The Big Ten Network did a nice job of foreshadowing with its programming this week. If you caught the replay of last season's upset over Duke on Monday, you got a nice warm up to what Wisconsin did against No. 10 Purdue on Tuesday.
Last year Jon Leuer burst onto the national scene with 17 points and 7 rebounds against the No. 5 Blue Devils, and a redshirt freshman by the name of Ryan Evans also emerged. The Arizona native collected eight rebounds and blocked two shots in 21 minutes while sparkling defensively on Kyle Singler during crunch time.
Though Leuer's blue-collar performance against the Boilermakers (24 points, a career-high 13 rebounds) gave us flashbacks to Duke, the more surprising similarity between the two wins was the play of Evans. Despite being little more than an afterthought during this Big Ten season, Evans reprised his key role in UW's biggest win this season. Even though his play seemed to come out of left field, a second look reveals just how fine a line there is between success and failure in college basketball.
Among Evans' 10 points were the alley-oop flush with 10 minutes left that sparked a 15-3 Wisconsin run, the go-ahead jumper in the final minute, a huge tie-up with E'Twaun Moore, and the game-sealing breakaway dunk. More importantly, no turnovers in 19 minutes.

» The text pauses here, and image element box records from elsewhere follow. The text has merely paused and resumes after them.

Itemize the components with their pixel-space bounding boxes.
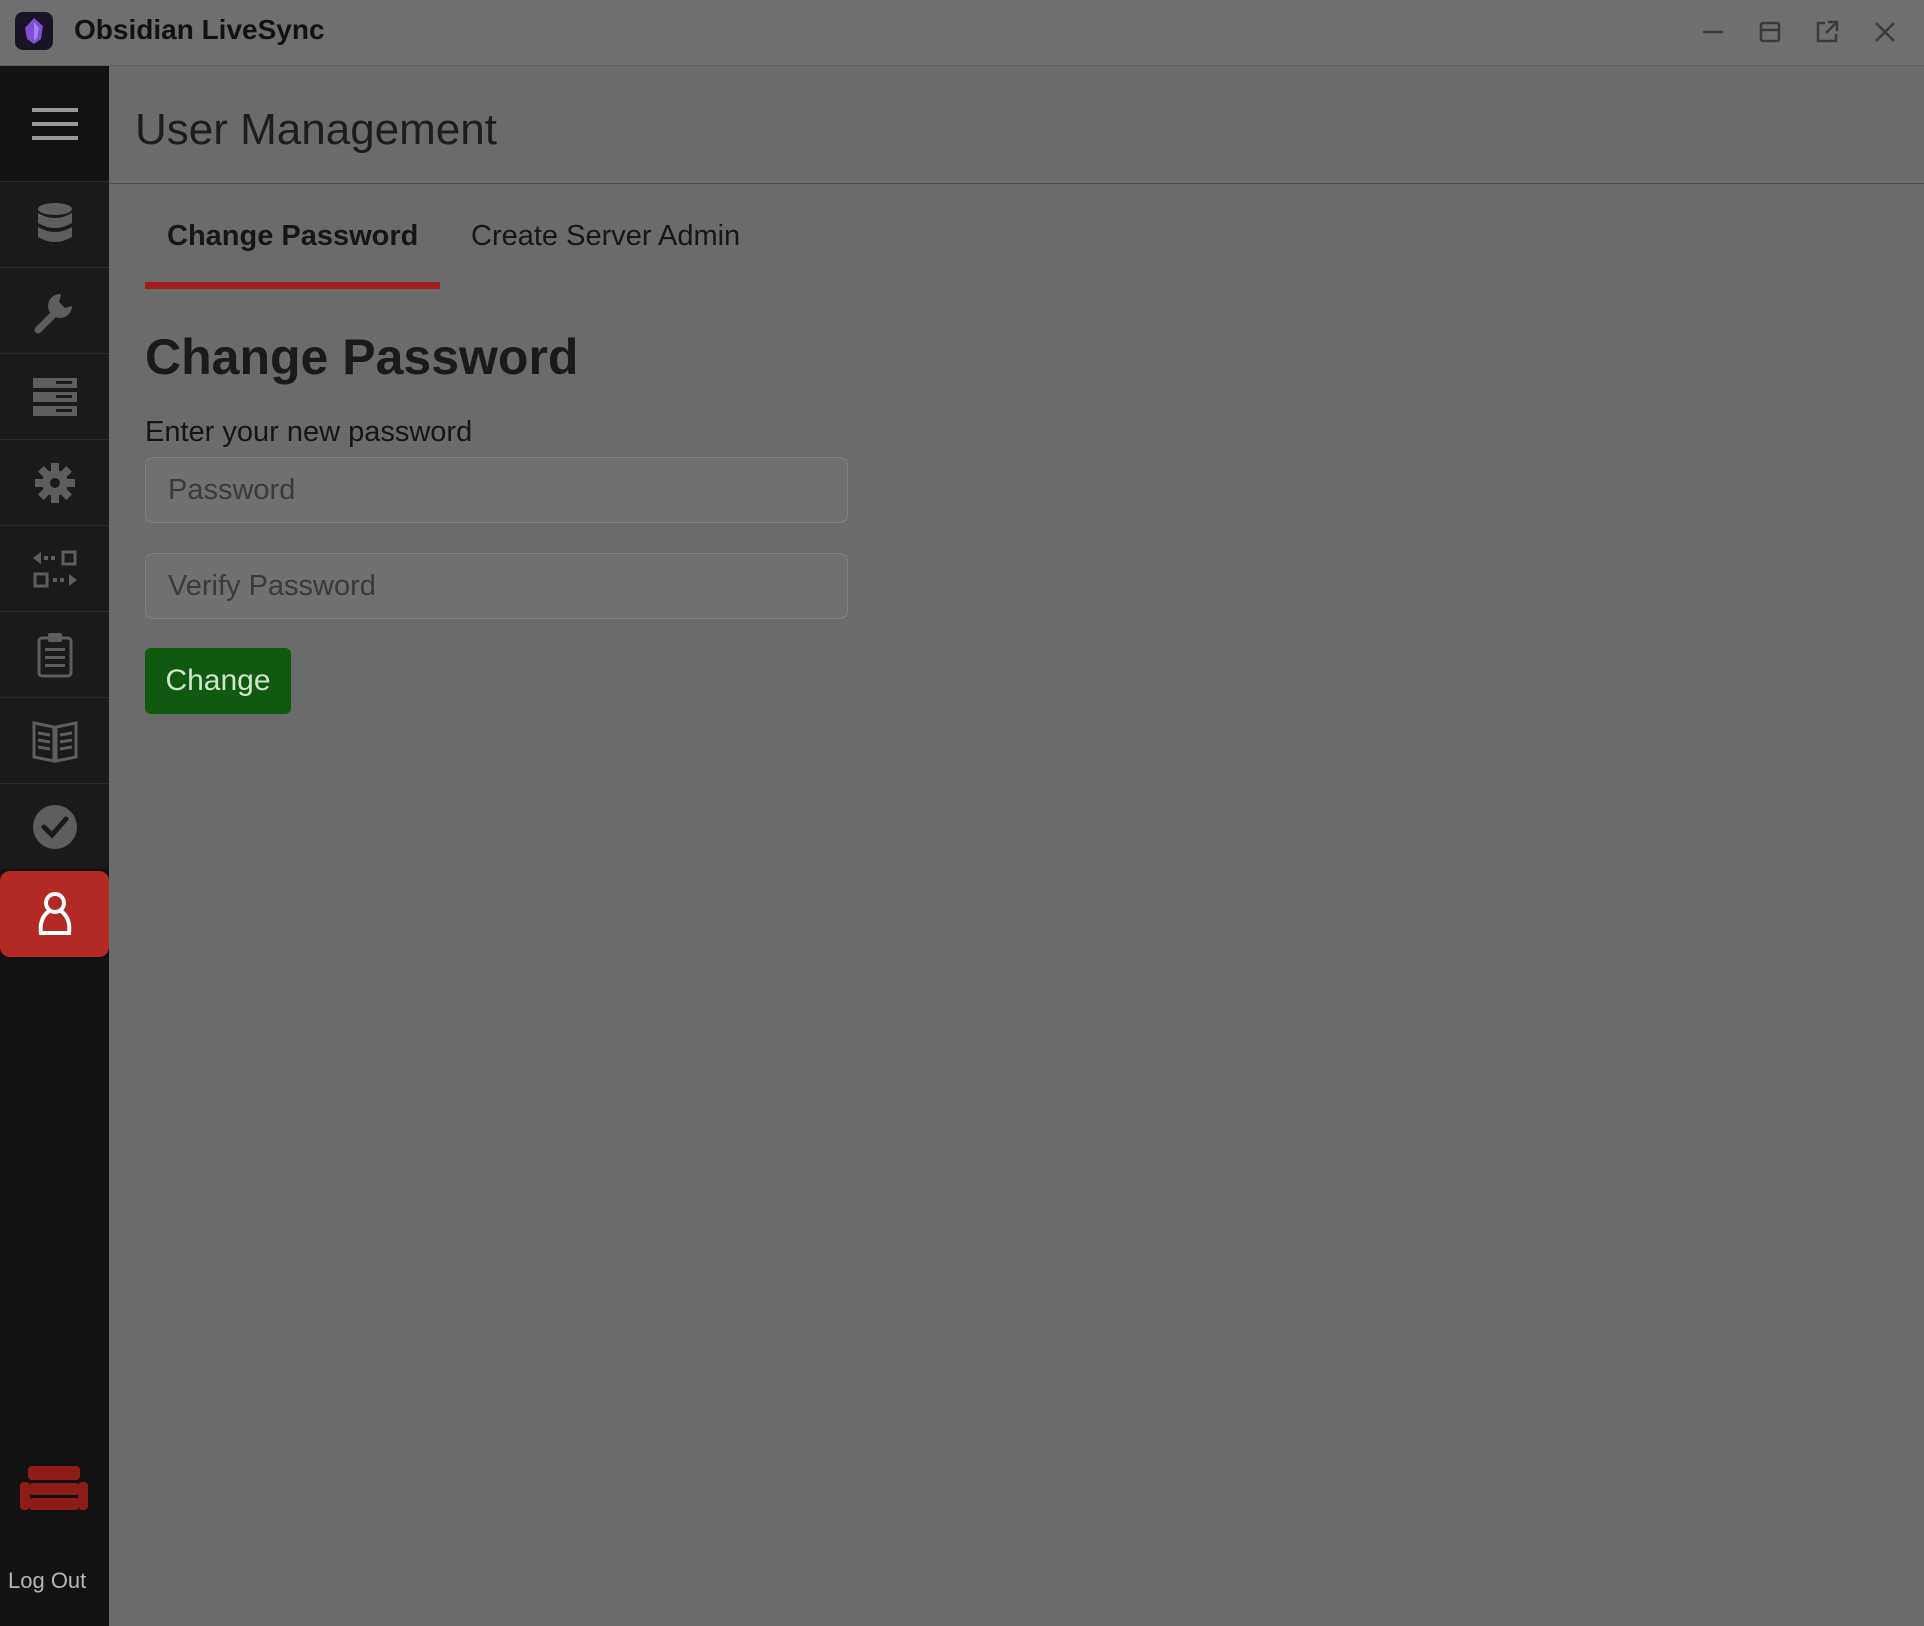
sidebar-item-active-tasks[interactable] (0, 353, 109, 439)
close-icon[interactable] (1865, 14, 1905, 50)
logout-link[interactable]: Log Out (0, 1568, 109, 1594)
database-icon (37, 202, 72, 242)
wrench-icon (34, 293, 72, 333)
tab-change-password[interactable]: Change Password (145, 201, 441, 289)
window-title: Obsidian LiveSync (74, 14, 325, 45)
sidebar-item-config[interactable] (0, 439, 109, 525)
sidebar-item-logs[interactable] (0, 611, 109, 697)
sidebar-item-databases[interactable] (0, 181, 109, 267)
obsidian-app-icon (15, 12, 53, 50)
sidebar-item-verify[interactable] (0, 783, 109, 869)
password-field-label: Enter your new password (145, 416, 473, 448)
title-bar: Obsidian LiveSync (0, 0, 1924, 66)
page-header: User Management (109, 66, 1924, 184)
hamburger-menu-button[interactable] (0, 66, 109, 181)
book-icon (32, 720, 77, 763)
check-circle-icon (32, 804, 77, 849)
sidebar-item-documentation[interactable] (0, 697, 109, 783)
couch-icon[interactable] (18, 1462, 90, 1516)
sidebar-item-user-management[interactable] (0, 871, 109, 957)
sidebar-item-replication[interactable] (0, 525, 109, 611)
user-icon (38, 892, 71, 935)
clipboard-icon (37, 632, 72, 677)
tab-create-server-admin[interactable]: Create Server Admin (449, 201, 762, 289)
verify-password-input[interactable] (145, 553, 848, 619)
hamburger-icon (31, 107, 78, 140)
page-title: User Management (135, 105, 497, 154)
password-input[interactable] (145, 457, 848, 523)
sidebar: Log Out (0, 66, 109, 1626)
minimize-icon[interactable] (1693, 14, 1733, 50)
popout-icon[interactable] (1807, 14, 1847, 50)
main-content: User Management Change Password Create S… (109, 66, 1924, 1626)
maximize-icon[interactable] (1750, 14, 1790, 50)
section-title: Change Password (145, 329, 579, 385)
gear-icon (34, 462, 75, 503)
replication-icon (32, 550, 77, 587)
server-rack-icon (32, 377, 77, 416)
sidebar-item-setup[interactable] (0, 267, 109, 353)
change-password-button[interactable]: Change (145, 648, 291, 714)
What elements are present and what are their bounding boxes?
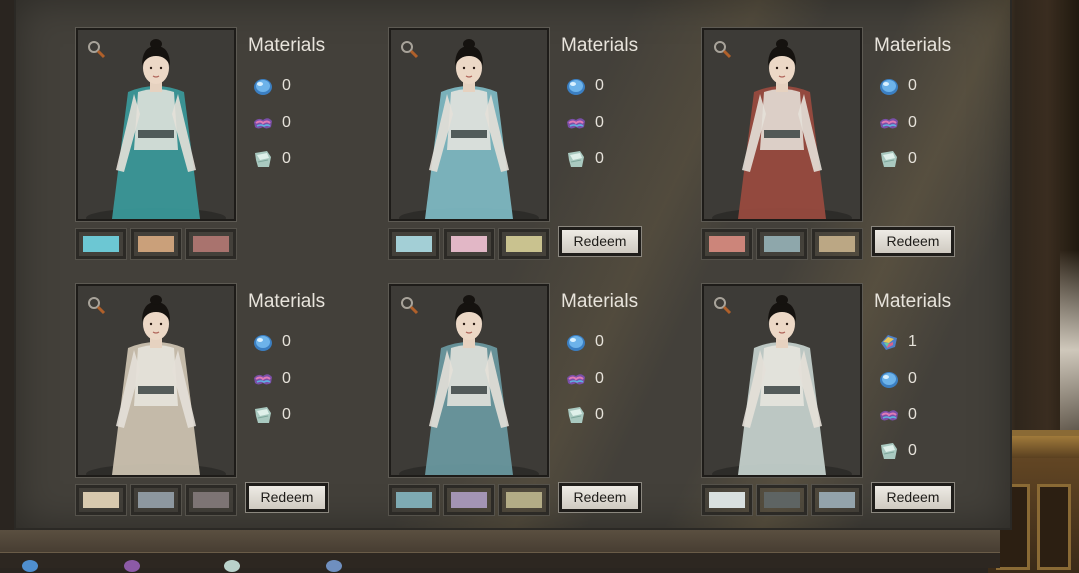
cloth-icon [252, 404, 274, 426]
color-swatch[interactable] [812, 485, 862, 515]
material-count: 0 [282, 150, 291, 167]
redeem-button[interactable]: Redeem [559, 483, 641, 512]
outfit-portrait[interactable] [389, 28, 549, 221]
zoom-icon[interactable] [712, 295, 732, 315]
material-count: 0 [595, 370, 604, 387]
outfit-portrait[interactable] [76, 284, 236, 477]
color-swatch[interactable] [499, 229, 549, 259]
blue-orb-icon [252, 331, 274, 353]
cloth-icon [224, 560, 240, 572]
outfit-card: Materials 0 0 0 [76, 28, 376, 259]
materials-title: Materials [561, 291, 639, 312]
outfit-portrait[interactable] [702, 28, 862, 221]
material-count: 0 [282, 114, 291, 131]
color-swatch[interactable] [131, 485, 181, 515]
blue-orb-icon [22, 560, 38, 572]
material-count: 0 [282, 370, 291, 387]
color-swatches [702, 485, 864, 515]
color-swatch[interactable] [444, 229, 494, 259]
silk-bundle-icon [565, 368, 587, 390]
color-swatch[interactable] [757, 485, 807, 515]
material-count: 0 [595, 333, 604, 350]
silk-bundle-icon [878, 404, 900, 426]
zoom-icon[interactable] [712, 39, 732, 59]
outfit-portrait[interactable] [389, 284, 549, 477]
redeem-button[interactable]: Redeem [246, 483, 328, 512]
bottom-strip [0, 552, 1000, 568]
color-swatches [389, 229, 551, 259]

Not bad for a guy averaging less than 6 mpg in league play.
Much was expected from Evans in his sophomore campaign after showing flashes of big-play ability during his first season and traveling with a summer all-star squad. Perhaps too much. In fact, prior to the Purdue game, you probably associated Evans mostly with dumb fouls, adventuresome ball handling, and an odd-looking jump shot.
Did it finally come together for Evans on Tuesday or could it be that Evans has been playing pretty much the same way all along and the breaks just went his way finally? Fire up the DVR if you can, and this is what you will see:
- Five minutes into the game, Evans made a nifty baseline drive for a layup, but crashed into the help defender positioned under the basket as a result. Good move by Evans, but we've all seen that play called an offensive foul on other occasions. And more often than not, that means a quick hook from Bo Ryan. For whatever reason, Ryan stuck with Evans and it paid off. You have to love the aggressiveness from Evans when it is harnessed correctly.
- Granted, E'Twaun Moore is a tough assignment for anyone. But Evans spent a lot of his 19 minutes watching Moore drive right past him or switching defenders when he couldn't keep up. I actually think Tim Jarmusz would have been a better match, but Evans does bring the shot blocking threat to the table. Conversely, Evans stayed out of foul trouble and did not make any stupid passes like Jarmusz did to start the second half.
- No missed bunnies. Evans converted on everything near the rim, save for one bull rush that was blocked by JaJuan Johnson. His jump shot was only okay -- he hit 1-of-4. But those are shots the coaches want him to take because all but one was in rhythm and wide open. Jared Berggren offers that same aggressiveness, while a Jarmusz or Rob Wilson type might have stopped shooting and not been in the mindset to finally hit the game-winner.
- Late in the game, Evans skyed to grab a rebound, lost the ball coming down and fell to the floor on top of a Purdue player. Earlier in the year that balled may have bounced out of bounds, returning possession to the other team while fans wondered aloud why Evans couldn't just squeeze it. This time the ball just happened to bounce right into Leuer's hands near the end line and Wisconsin's defense got credit for an important stop.
- Evans owned the defining defensive play of the game by drawing the jump ball call on Moore's final drive. Evans probably did graze a bit of Moore's body before he cleanly tied him up, and sometimes he will get called for that foul because he hasn't earned the respect of officials yet. Against the Boilers, he just made a great play at the perfect time.
I do not want to downplay the significance of Evans' contributions, but I do want to be realistic about what they meant with regard to his sudden "development." A player should never be judged solely on his best or worst moments, because sometimes basketball is a game of mere inches. Evans has a lot of work to do to become reliable on the court and create these same opportunities consistently. And he'll get there, just not all at once.
More than anything, performances like these underscore how small Wisconsin's margin for error is. Without the ability to force turnovers consistently, the Badgers rely on their shooting and superior ball control to gain an advantage. This can be a hard situation for younger players to thrive in. But when role players like Evans, Josh Gasser and Mike Bruesewitz get a little mojo behind them, the Badgers are nearly impossible to beat.